A man and his machines
Antique collection will be on display next weekend
"I grew up in Minnesota. I grew up around a lot of farm equipment," he says, and he especially liked tractors.
He still does. He likes their looks. He likes their power. He likes what they do. He also looks at tractors and sees the shifting story of American agriculture.
"There was a farm on the border of Minnesota and North Dakota that was huge. They used 160 horses to pull their wagons, working in 80-horse shifts. Feeding the workers required a pig a day and a steer a week. They bought one of these," he says, referring to a 1918 Rumley OilPull tractor, "and it practically eliminated all those workers, all those horses." That's what power can do.
Erickson's tractor-collecting days started sometime back in the 1950s when he came across a 1918 Fordson tractor, which was sort of the Model-T of tractors: a small, economical machine that many farmers could afford.
Now Erickson has too many tractors to count, housed in buildings and scattered across the fields of his Wallsburg farm.
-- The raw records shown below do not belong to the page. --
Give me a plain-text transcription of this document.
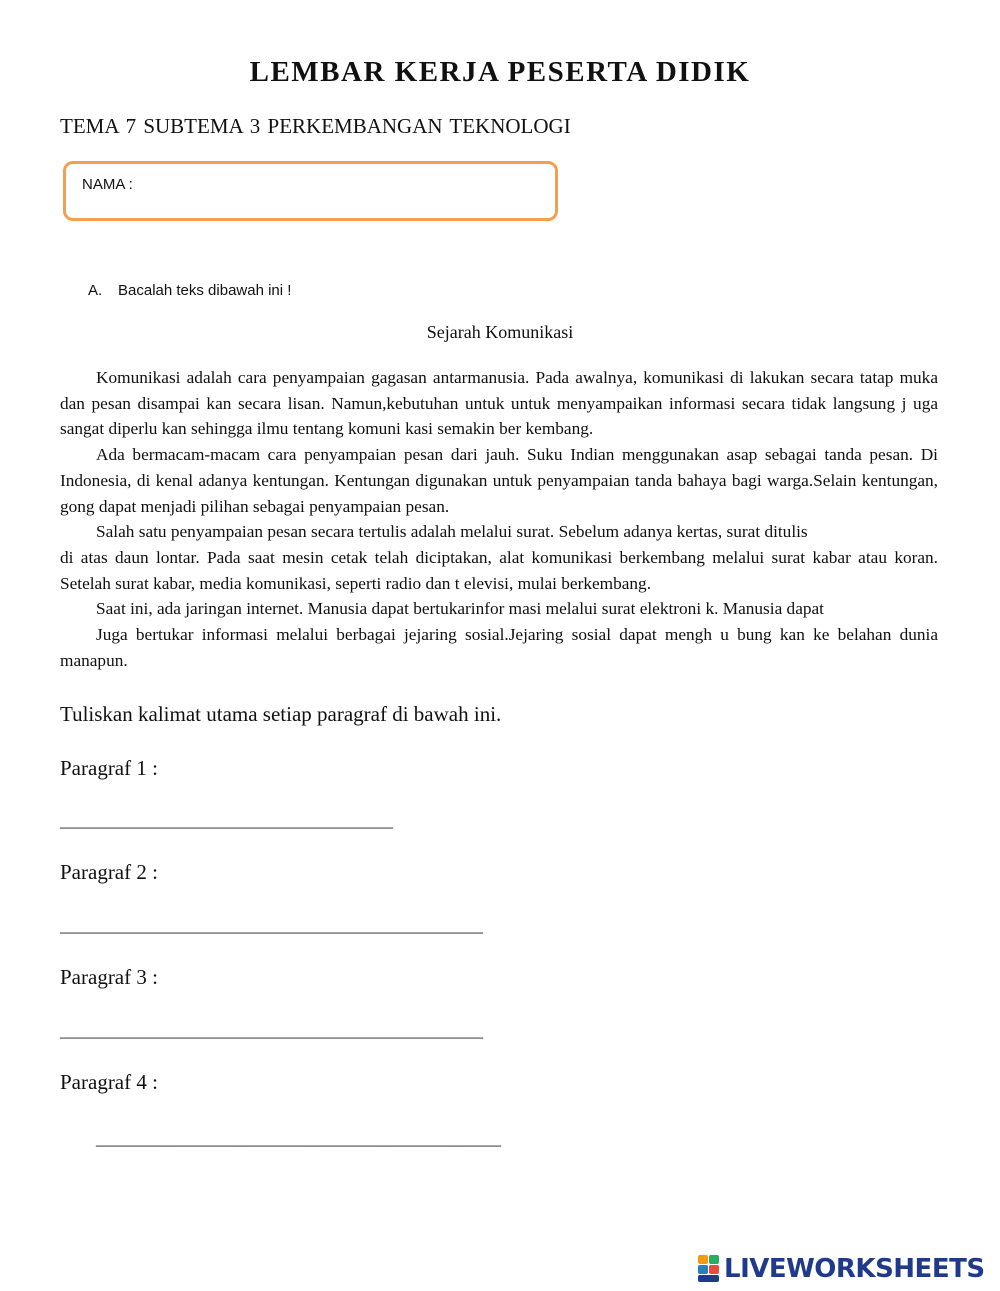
LEMBAR KERJA PESERTA DIDIK
TEMA 7 SUBTEMA 3 PERKEMBANGAN TEKNOLOGI
NAMA :
A. Bacalah teks dibawah ini !
Sejarah Komunikasi

Komunikasi adalah cara penyampaian gagasan antarmanusia. Pada awalnya, komunikasi di lakukan secara tatap muka dan pesan disampai kan secara lisan. Namun,kebutuhan untuk untuk menyampaikan informasi secara tidak langsung j uga sangat diperlu kan sehingga ilmu tentang komuni kasi semakin ber kembang.

Ada bermacam-macam cara penyampaian pesan dari jauh. Suku Indian menggunakan asap sebagai tanda pesan. Di Indonesia, di kenal adanya kentungan. Kentungan digunakan untuk penyampaian tanda bahaya bagi warga.Selain kentungan, gong dapat menjadi pilihan sebagai penyampaian pesan.

Salah satu penyampaian pesan secara tertulis adalah melalui surat. Sebelum adanya kertas, surat ditulis

di atas daun lontar. Pada saat mesin cetak telah diciptakan, alat komunikasi berkembang melalui surat kabar atau koran. Setelah surat kabar, media komunikasi, seperti radio dan t elevisi, mulai berkembang.

Saat ini, ada jaringan internet. Manusia dapat bertukarinfor masi melalui surat elektroni k. Manusia dapat

Juga bertukar informasi melalui berbagai jejaring sosial.Jejaring sosial dapat mengh u bung kan ke belahan dunia manapun.

Tuliskan kalimat utama setiap paragraf di bawah ini.
Paragraf 1 :
_____________________________________
Paragraf 2 :
_______________________________________________
Paragraf 3 :
_______________________________________________
Paragraf 4 :
_____________________________________________
LIVEWORKSHEETS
John Deere, Waterloo Boy, Caterpillar, Harris, Titan he has them all, in endless variations. He even has a 1908 Hart Parr, a behemoth tractor that is extremely rare these days. "I got it in Arizona, but it came out of Haver, Mont." It's easy to tell he likes that Hart Parr.
His collections will be on display at his annual Antique Power Show, which will be held this year on June 8-10 at his farm.
The show will include not only a lot of his machines, but also working demonstrations of such things as hay-baling, plowing, lath millwork, shingle millwork, blacksmithing and more. There will be parades of vintage cars and trucks, tractor pulls, fly-bys of vintage aircraft and stagecoach rides. There will be live musical entertainment (Erickson also plays the guitar) and food. There will be a swap meet, and other collectors are invited to bring things to display. You can even camp on the grounds.
Members of antique-car clubs, antique-tractor clubs and other machine clubs will be on hand to help and to answer questions. "It's the best antique show, by far, in the state," says Erickson proudly.
"It's awesome," adds Lain Sidwell, one of Erickson's employees. "We work all year toward this weekend. But what's fun to see is the camaraderie that exists among all the friends in the clubs. And Dick has such a wealth of knowledge, and he's not afraid to share it. If you ask him something he doesn't know, which doesn't happen very often, he'll say, 'Let's go look it up together.' He's really something."